Le projet régional de la santé sera définitivement élaboré en début d'année pour quatre ans (2012 -2016).

Neuf enjeux transversaux ont d'ores et déjà été déterminés.
D'abord relever le défi de la démographie des professionnels de santé, développer l'accompagnement et le soutien des aidants, améliorer l'accès aux établissements, développer la coordination.
Ensuite, améliorer la qualité et l'efficience de la prise en charge, développer la prévention tout au long de la vie, réduire les inégalités sociales et territoriales d'accès à l'offre de santé.
Enfin, garantir le respect des droits des usagers et favoriser la coordination avec les politiques publiques ayant un impact santé.

Le nouveau bloc opératoire du GHSA Rethel-Vouziers ouvrira ses portes.
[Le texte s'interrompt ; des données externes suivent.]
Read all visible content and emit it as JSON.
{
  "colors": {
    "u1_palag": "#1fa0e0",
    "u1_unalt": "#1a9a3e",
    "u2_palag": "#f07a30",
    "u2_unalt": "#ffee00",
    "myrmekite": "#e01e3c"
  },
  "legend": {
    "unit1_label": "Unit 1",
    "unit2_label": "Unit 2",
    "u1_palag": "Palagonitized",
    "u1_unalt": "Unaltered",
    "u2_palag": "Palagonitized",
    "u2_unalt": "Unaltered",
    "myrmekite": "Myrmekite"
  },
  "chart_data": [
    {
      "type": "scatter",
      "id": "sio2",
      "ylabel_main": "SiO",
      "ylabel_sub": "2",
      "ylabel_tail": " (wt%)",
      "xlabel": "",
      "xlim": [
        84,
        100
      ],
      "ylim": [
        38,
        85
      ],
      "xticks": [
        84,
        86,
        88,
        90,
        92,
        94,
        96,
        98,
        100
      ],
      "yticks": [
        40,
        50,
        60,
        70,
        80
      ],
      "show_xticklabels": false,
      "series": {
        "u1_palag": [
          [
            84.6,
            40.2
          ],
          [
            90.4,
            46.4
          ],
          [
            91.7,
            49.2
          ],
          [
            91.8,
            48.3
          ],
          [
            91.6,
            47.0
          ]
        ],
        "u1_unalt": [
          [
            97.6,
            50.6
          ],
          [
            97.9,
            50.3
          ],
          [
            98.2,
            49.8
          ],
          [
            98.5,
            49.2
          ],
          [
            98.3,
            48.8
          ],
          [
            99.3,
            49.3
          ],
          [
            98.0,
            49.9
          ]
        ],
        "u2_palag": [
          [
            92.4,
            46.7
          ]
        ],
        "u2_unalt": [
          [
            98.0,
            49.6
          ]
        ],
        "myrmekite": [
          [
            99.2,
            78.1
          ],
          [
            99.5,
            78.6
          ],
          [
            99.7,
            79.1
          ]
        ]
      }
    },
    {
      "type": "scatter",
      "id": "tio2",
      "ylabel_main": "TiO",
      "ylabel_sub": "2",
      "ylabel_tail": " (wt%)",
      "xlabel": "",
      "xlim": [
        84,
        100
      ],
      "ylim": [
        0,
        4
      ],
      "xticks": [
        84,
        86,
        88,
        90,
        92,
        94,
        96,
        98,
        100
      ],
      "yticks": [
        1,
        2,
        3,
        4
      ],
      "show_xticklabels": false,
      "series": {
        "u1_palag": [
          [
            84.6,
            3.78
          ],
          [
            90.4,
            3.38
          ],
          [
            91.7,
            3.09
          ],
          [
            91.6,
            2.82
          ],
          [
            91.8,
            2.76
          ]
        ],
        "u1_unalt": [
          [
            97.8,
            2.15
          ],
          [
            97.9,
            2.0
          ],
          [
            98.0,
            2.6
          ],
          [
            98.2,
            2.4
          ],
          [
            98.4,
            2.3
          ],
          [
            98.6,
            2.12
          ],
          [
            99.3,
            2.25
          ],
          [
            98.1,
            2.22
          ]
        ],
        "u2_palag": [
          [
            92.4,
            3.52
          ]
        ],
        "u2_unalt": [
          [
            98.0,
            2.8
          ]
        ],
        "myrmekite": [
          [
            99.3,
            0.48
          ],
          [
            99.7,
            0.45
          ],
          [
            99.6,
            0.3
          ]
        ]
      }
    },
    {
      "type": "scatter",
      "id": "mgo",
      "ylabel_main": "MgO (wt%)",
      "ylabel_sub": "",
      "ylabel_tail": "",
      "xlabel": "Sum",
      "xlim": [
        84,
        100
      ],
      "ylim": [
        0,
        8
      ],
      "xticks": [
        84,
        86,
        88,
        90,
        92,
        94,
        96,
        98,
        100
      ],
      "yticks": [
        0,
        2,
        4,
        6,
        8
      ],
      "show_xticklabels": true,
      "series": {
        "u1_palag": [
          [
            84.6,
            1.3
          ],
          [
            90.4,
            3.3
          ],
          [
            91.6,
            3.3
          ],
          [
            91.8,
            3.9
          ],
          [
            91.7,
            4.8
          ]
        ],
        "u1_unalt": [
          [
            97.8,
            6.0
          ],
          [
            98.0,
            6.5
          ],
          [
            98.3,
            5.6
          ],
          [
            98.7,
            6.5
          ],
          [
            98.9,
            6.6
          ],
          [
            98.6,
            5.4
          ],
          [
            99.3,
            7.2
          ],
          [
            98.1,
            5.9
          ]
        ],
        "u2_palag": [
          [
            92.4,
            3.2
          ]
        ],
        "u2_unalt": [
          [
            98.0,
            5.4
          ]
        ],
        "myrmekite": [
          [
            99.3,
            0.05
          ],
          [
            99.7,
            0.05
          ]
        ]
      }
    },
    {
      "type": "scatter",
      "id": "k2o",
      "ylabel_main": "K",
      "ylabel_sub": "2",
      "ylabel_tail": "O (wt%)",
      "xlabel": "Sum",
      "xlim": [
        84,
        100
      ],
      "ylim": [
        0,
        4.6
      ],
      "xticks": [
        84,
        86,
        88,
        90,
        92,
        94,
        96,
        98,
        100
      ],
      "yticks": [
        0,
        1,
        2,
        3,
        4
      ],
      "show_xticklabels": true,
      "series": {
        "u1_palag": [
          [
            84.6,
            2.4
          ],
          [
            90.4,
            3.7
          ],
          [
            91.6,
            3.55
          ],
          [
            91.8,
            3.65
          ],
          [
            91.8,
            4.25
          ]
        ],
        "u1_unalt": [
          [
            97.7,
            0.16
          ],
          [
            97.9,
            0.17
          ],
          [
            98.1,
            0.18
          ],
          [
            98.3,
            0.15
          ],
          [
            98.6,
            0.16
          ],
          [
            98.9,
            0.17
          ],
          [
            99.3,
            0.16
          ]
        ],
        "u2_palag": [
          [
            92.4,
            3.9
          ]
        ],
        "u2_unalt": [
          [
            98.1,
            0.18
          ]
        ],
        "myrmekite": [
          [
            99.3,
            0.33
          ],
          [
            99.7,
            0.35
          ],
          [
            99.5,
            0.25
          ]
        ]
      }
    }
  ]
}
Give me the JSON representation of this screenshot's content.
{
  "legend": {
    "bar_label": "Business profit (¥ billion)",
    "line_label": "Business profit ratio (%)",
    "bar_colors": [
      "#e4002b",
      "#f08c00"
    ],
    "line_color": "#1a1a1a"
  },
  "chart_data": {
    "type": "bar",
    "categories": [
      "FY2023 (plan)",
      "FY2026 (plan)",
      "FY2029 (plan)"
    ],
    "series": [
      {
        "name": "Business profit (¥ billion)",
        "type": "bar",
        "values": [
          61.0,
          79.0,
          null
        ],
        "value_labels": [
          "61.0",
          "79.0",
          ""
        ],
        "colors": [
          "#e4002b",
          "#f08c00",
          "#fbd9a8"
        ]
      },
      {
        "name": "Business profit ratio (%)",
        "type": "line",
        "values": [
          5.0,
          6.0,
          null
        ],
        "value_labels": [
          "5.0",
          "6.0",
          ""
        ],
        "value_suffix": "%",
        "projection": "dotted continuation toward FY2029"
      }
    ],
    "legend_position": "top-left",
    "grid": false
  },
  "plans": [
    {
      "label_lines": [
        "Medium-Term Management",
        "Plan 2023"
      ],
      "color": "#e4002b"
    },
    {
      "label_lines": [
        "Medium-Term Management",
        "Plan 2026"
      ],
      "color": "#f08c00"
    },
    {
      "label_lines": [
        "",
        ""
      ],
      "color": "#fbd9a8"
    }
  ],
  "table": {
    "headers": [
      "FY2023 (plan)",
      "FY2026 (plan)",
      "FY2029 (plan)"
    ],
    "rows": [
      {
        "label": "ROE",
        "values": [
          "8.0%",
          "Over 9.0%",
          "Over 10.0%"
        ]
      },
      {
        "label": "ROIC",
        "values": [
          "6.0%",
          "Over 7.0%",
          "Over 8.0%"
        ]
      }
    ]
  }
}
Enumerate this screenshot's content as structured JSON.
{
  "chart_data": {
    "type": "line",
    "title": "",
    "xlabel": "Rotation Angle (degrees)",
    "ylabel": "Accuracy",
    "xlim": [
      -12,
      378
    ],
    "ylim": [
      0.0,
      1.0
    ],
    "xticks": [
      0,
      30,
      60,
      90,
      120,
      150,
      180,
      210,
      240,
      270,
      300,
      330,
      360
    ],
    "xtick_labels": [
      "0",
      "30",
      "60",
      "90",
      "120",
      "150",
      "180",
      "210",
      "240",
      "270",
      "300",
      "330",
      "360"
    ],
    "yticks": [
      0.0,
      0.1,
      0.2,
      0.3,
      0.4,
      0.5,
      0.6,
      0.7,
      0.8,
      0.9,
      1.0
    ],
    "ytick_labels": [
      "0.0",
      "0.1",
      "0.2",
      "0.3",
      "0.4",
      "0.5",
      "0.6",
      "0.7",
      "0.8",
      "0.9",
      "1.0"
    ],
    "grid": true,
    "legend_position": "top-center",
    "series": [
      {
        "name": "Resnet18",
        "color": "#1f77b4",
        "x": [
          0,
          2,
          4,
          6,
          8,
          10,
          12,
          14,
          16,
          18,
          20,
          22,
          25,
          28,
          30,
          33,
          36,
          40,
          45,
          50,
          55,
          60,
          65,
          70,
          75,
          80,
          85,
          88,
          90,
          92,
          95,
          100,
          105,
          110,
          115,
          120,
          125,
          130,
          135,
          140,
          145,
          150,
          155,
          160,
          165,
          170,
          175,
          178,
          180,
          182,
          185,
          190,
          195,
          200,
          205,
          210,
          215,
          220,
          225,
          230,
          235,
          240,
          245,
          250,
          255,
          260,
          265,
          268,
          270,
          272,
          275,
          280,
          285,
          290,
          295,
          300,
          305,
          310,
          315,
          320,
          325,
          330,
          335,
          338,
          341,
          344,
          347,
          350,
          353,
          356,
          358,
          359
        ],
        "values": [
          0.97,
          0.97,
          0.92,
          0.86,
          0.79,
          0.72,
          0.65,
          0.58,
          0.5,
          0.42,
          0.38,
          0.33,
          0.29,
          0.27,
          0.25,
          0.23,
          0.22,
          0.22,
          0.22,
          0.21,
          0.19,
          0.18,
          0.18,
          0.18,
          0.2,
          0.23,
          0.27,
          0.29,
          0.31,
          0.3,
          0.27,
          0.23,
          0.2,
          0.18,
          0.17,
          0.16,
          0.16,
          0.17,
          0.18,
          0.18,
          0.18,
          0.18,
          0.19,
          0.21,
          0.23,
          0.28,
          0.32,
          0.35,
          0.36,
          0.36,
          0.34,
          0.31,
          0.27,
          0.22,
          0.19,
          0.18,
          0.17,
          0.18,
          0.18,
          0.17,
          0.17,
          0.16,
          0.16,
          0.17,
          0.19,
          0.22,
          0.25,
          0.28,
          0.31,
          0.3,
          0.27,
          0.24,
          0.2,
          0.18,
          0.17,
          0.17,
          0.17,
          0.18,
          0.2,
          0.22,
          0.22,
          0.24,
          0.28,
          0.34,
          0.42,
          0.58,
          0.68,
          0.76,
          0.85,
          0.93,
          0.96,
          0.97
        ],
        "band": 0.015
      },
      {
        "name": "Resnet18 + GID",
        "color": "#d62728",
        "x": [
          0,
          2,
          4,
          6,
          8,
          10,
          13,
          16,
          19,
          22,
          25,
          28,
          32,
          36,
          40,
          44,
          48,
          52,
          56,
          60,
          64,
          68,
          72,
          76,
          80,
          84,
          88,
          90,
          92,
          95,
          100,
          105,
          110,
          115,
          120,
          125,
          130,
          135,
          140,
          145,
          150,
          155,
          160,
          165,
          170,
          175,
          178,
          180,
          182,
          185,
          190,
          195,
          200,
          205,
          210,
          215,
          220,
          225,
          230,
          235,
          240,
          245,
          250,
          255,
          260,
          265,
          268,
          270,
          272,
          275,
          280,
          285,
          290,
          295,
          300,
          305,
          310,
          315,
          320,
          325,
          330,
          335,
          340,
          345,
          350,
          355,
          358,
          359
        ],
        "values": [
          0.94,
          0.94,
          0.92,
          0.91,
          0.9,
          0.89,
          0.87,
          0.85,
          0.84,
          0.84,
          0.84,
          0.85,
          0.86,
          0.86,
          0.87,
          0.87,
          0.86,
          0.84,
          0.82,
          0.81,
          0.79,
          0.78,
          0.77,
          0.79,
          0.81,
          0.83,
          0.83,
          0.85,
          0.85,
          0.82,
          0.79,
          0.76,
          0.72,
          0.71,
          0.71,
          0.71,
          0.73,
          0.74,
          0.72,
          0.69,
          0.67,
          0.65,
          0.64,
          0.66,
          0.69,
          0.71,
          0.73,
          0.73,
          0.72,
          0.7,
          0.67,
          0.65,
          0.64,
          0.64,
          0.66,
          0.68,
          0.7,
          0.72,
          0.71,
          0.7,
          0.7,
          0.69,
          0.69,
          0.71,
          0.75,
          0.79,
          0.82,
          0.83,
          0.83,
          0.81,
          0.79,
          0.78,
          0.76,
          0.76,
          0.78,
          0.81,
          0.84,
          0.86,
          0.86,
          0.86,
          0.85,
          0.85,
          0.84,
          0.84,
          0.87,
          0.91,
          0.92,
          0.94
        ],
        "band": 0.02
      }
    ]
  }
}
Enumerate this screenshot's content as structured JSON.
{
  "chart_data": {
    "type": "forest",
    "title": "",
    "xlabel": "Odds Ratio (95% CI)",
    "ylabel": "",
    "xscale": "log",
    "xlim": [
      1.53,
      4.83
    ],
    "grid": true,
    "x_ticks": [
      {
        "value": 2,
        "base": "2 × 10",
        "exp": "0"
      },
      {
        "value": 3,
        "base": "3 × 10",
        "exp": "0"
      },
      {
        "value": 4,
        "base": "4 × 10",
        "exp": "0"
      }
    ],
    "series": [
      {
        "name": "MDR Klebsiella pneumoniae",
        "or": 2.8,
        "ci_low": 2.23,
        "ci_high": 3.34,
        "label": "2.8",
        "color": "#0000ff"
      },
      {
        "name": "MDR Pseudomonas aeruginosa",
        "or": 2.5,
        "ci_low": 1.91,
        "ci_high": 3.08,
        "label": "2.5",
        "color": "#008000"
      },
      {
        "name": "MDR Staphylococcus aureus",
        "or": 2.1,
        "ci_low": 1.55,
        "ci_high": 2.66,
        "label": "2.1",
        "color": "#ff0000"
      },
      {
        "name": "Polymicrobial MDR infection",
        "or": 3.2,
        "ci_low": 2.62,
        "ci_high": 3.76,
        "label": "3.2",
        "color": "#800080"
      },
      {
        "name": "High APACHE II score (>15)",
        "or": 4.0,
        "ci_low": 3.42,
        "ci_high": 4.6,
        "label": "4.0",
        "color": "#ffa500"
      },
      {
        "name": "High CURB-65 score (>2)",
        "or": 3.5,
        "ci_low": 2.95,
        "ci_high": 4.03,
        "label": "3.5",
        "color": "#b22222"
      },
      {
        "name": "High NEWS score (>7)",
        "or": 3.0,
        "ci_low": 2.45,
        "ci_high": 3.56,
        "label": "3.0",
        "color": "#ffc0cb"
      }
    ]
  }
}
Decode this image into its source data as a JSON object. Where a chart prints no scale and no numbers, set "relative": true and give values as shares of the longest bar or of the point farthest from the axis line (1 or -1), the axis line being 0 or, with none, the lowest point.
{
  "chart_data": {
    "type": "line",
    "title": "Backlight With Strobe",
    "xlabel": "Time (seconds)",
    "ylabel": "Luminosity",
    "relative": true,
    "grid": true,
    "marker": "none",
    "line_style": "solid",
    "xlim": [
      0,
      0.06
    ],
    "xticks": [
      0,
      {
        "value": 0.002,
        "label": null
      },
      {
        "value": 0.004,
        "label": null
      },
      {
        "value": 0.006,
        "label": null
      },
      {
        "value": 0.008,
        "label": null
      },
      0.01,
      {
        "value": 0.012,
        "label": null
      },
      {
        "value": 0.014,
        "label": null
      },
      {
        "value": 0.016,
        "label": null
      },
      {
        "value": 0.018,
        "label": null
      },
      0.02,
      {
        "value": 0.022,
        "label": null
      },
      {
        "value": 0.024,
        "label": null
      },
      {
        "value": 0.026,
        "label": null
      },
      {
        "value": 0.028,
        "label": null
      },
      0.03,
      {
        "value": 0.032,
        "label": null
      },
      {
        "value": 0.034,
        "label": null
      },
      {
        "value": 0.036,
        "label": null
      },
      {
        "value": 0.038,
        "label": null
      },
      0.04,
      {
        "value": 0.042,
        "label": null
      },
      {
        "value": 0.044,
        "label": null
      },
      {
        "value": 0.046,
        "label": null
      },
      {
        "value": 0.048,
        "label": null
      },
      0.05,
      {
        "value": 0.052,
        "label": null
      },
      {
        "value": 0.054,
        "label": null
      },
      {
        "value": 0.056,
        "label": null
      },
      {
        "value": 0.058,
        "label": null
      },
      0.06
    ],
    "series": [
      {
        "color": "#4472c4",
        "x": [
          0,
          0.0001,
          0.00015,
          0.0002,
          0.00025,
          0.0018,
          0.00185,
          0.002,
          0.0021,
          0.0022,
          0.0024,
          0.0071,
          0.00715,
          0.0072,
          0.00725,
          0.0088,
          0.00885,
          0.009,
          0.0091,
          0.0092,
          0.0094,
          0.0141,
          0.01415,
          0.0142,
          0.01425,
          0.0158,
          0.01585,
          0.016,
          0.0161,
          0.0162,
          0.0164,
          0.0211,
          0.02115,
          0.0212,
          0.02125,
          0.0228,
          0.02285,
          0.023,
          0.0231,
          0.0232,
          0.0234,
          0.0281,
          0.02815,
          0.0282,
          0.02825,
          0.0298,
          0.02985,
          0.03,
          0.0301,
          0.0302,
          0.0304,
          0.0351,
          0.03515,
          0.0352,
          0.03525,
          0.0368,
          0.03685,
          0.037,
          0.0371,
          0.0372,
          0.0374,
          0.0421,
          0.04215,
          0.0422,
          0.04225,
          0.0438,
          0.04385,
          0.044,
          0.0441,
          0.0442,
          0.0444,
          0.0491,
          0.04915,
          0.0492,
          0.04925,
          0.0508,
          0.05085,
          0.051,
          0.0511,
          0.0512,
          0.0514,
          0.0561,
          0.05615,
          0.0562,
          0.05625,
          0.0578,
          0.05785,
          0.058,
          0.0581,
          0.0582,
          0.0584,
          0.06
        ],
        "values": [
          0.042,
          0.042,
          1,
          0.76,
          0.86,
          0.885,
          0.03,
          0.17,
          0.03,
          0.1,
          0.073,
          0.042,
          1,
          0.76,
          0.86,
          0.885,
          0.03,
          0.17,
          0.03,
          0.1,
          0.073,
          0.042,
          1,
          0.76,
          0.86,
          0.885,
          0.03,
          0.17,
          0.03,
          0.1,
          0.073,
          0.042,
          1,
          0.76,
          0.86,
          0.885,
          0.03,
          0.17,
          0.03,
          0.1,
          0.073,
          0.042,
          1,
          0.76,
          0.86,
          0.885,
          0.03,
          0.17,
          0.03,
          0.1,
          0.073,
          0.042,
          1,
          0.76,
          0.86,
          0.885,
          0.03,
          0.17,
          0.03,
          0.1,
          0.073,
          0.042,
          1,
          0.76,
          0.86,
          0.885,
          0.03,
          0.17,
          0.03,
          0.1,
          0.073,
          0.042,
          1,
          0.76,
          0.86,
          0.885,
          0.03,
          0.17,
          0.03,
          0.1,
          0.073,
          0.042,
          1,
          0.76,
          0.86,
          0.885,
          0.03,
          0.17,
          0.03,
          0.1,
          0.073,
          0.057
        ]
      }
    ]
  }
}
Sa vocation est la chirurgie ambulatoire.

Le directeur responsable de l'hôpital Manchester à Charleville a pour mission de continuer le plan de retour à l'équilibre qui était déjà en cours à son arrivée dans l'établissement.

Une restructuration des plateaux techniques obstétricaux et le regroupement des maternités de Charleville-Mézières et Sedan sont annocés, malgré qu'elles ne soient pas en dessous de ce seuil critique des 500 accouchements annuels.

Le comité régional de sélection des projets de maisons de santé en milieu rural a sélectionné trois nouvelles opérations dans les Ardennes. Carignan, Rimogne et Mouzon bénéficieront d'un accompagnement et d'une aide au montage financier.